While optimistic that a solution can still be found, Williams said the negotiators are trying out political muscles they couldn't use under Hussein's dictatorship and are testing the strength of their various blocs. "They are trying to build consensus and tending to their constituencies and testing political strength and using the process to determine their strength," Williams said.

Complicating the situation was a spasm of violence this week among Shiite Muslims, who account for about 60 percent of Iraq's population. The Mahdi Army, a militia loyal to firebrand Shiite cleric Muqtada al-Sadr, and another Shiite militia loyal to the government had a deadly shootout in the holy city of Najaf. The Shiite vs. Shiite violence takes place against a background of a grinding Sunni-backed insurgency.

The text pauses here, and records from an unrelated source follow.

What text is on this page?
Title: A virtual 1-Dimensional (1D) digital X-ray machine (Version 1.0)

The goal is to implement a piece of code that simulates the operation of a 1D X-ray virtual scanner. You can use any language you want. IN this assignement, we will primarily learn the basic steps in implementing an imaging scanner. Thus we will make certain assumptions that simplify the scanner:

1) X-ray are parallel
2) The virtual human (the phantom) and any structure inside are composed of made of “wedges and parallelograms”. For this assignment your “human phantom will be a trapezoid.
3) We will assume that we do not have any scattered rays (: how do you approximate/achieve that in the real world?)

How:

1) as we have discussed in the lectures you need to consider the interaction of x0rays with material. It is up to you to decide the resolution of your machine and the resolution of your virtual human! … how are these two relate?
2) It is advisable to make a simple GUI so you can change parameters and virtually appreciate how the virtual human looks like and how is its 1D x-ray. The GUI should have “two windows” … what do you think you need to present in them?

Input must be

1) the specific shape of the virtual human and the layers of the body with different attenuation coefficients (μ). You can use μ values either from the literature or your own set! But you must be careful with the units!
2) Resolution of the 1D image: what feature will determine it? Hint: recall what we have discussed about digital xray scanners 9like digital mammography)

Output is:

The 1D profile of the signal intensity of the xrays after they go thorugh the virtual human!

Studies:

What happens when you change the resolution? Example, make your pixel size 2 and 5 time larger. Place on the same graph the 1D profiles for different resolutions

Kathleen Ridolfo, an analyst with Radio Free Europe/Radio Liberty, which operates Radio Free Iraq - which broadcasts 10 hours a day inside Iraq and is staffed by Iraqi journalists - said of al-Sadr, "In effect, he has hijacked the process ... He is doing the Sunnis' work for them." As evidence, she cited his attempts to upset the constitutional process, which he views as illegitimate because it is being carried out under the U.S. occupation and because U.S. officials, including Ambassador Zalmay Khalilzad, have been deeply involved in the negotiations.

If the Sunnis don't support the proposed constitution, they could try to defeat it at the polls by a getting a two-thirds no vote in at least three of 18 of Iraq's provinces. Sunnis constitute a majority in four provinces.

Ridolfo said problems with the constitutional process were predictable: "It was to be expected because a constitution could not be written in three months" in a country where competitive ethnic and religious blocs are vying for influence and violence continues by opponents of the U.S. military presence.

The Heritage Foundation's Gardiner said more U.S. and British troops may be needed to keep the lid on both before the Oct. 15 vote and the scheduled Dec. 15 elections for a permanent National Assembly.

"It's increasingly likely we'll see a lot more military action in coming months as the Sunni opposition becomes increasingly violent. The United States may have to commit more forces to the Sunni homeland," he said.

Neil Kritz, director of the U.S. Institute of Peace's rule of law program, said that even if the constitution goes before voters without full Sunni agreement, talks can continue before the Oct. 15 vote. "Additional negotiations could go on around the country, and the National Assembly could revise the final draft to reflect a broader agreement. This is not necessarily the last chapter before Oct. 15," Kritz said.

At the State Department, spokesman Sean McCormack said Thursday that the Iraqi negotiators deserve credit for what they have accomplished and should continue working.

"It's no small feat to try to deal with these - the fundamental, weighty issues about the future of a country of millions of people under the klieg lights of television cameras and the Internet and global 24-hour cable news," he said. "I think that the progress that the Iraqis have made to this point and the process that they have followed to this point has really been pretty extraordinary."